Economic assessment of the Hume Coal project

by Rod Campbell and Richard McKeon

Development of an underground coal mine in NSW’s Southern Highlands is not economically viable and presents risks to the environment, existing industries and landowners.

The Hume Coal Project is a proposal to build an underground mine in the Southern Highlands of New South Wales, near Berrima on the Hume Highway, southwest of Sydney. The mine would produce around 3 million tonnes of metallurgical and thermal coal each year for almost 20 years. Hume Coal is owned by South Korean steelmaker POSCO.

The project is controversial. The community, other industries and the local government are worried that the mine will consume groundwater that local residents, businesses and farms depend on. “Water not Coal” signs are common on fences, gates and businesses throughout the district.

This research has been commissioned by Coal Free Southern Highlands. Hume Coal were approached to participate, but provided only limited assistance. Key data sources are Hume Coal’s Preliminary Environmental Assessment and a groundwater study commissioned by Southern Highlands Coal Action Group. Local stakeholders were interviewed in two field trips to the Southern Highlands in April–May 2016.

This report is a cost benefit analysis prepared in line with the NSW Guidelines for the economic assessment of mining and coal seam gas proposals, and uses the draft Cost Benefit Analysis Workbook that accompanies the Guidelines. As this is the first full assessment to use these resources it provides a working example of how they can be further developed.

Our cost benefit analysis estimates that at a global level the project has net present value of negative A$556 million. Key assumptions in this estimate are a coal price of A$112 per tonne, operating costs of A$97 per tonne, a 7% discount rate and groundwater inflow of 9.7 gigalitres per year.

The project as proposed is almost certain to represent a large financial loss to the proponent. Under our central assumptions, producer surplus – a basic estimate of profit – is estimated at negative A$539 million. This means that, if approved, the project is unlikely to proceed as proposed unless there is a major increase in coal price.

If it did proceed despite the financial loss to the proponent, we estimate the project would be liable for royalties worth A$118 million in present value terms. While this represents a substantial benefit to the NSW community, our central estimate of the cost of groundwater impacts is A$131 million. Beyond this likely cost there are many unquantified impacts that make it very unlikely that the project represents an improvement in economic welfare for the NSW community.

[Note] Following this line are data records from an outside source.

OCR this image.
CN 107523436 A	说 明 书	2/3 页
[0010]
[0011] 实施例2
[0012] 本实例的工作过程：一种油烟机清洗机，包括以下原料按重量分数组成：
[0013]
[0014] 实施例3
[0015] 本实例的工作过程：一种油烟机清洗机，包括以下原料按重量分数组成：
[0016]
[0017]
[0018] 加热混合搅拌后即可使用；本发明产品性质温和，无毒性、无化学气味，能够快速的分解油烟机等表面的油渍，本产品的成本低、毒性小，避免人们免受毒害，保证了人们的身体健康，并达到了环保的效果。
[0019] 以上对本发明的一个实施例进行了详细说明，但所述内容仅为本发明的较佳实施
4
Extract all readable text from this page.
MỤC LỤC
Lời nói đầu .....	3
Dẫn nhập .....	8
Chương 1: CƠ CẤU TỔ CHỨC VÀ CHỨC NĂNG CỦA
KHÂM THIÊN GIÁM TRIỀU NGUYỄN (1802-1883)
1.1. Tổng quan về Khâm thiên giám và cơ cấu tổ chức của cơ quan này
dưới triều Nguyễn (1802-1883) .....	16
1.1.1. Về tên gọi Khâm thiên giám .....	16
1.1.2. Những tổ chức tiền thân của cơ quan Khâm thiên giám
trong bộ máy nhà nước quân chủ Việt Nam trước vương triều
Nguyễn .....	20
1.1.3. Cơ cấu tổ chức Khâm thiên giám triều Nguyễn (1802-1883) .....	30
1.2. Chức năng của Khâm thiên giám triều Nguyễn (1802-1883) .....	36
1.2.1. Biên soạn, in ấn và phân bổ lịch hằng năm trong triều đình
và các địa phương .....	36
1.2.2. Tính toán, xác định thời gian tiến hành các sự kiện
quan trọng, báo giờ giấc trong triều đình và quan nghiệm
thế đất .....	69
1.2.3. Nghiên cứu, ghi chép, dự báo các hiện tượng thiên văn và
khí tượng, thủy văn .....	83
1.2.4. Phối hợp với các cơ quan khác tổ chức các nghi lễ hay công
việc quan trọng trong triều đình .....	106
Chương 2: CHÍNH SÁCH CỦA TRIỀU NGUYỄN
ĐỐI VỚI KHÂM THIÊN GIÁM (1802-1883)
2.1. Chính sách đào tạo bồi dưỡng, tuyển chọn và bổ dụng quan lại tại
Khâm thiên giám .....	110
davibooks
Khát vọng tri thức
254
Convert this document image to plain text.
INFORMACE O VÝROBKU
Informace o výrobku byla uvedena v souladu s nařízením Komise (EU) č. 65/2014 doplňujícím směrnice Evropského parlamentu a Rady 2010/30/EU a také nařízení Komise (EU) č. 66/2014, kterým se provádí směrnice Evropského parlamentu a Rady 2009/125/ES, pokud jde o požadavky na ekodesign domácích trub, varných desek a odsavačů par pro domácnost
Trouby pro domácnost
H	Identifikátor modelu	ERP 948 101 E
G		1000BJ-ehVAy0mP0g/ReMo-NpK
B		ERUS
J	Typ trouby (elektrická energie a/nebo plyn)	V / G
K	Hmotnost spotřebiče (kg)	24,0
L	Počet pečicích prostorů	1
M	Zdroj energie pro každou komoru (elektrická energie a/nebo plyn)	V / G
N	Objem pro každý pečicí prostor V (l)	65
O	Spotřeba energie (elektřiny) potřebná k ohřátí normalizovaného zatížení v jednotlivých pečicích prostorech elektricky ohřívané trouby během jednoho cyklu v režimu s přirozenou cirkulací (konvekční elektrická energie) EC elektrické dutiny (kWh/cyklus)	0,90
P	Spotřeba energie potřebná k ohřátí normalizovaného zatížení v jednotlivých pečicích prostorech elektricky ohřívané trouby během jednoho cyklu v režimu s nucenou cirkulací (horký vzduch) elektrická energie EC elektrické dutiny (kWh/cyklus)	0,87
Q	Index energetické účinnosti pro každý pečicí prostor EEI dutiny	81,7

Sensitivity analysis shows that to reach a positive net present value, coal prices would need to increase by 43 percent. For the project as proposed to make a reasonable level of profit for the proponents we estimate an increase in coal price of 58 percent is necessary. Importantly, this increase would need to be maintained through the life of the project. Such high prices have only been observed for short periods in the last 30 years.

Alternatively, the project could become viable for the proponent with a 38 percent reduction in operating costs. However, part of the reason for the high operating costs of the mine is the methods adopted to reduce environmental impacts. Any move to reduce operating costs is likely to increase environmental externalities, particularly impacts on groundwater.

The project is unlikely to proceed as proposed under current conditions or prices as forecast by Commonwealth Treasury. If approved, the project is likely to remain on hold indefinitely. This imposes considerable costs on the local economy, which has been affected by the uncertainty over the project. These impacts are further considered in the local effects analysis, presented in a separate document.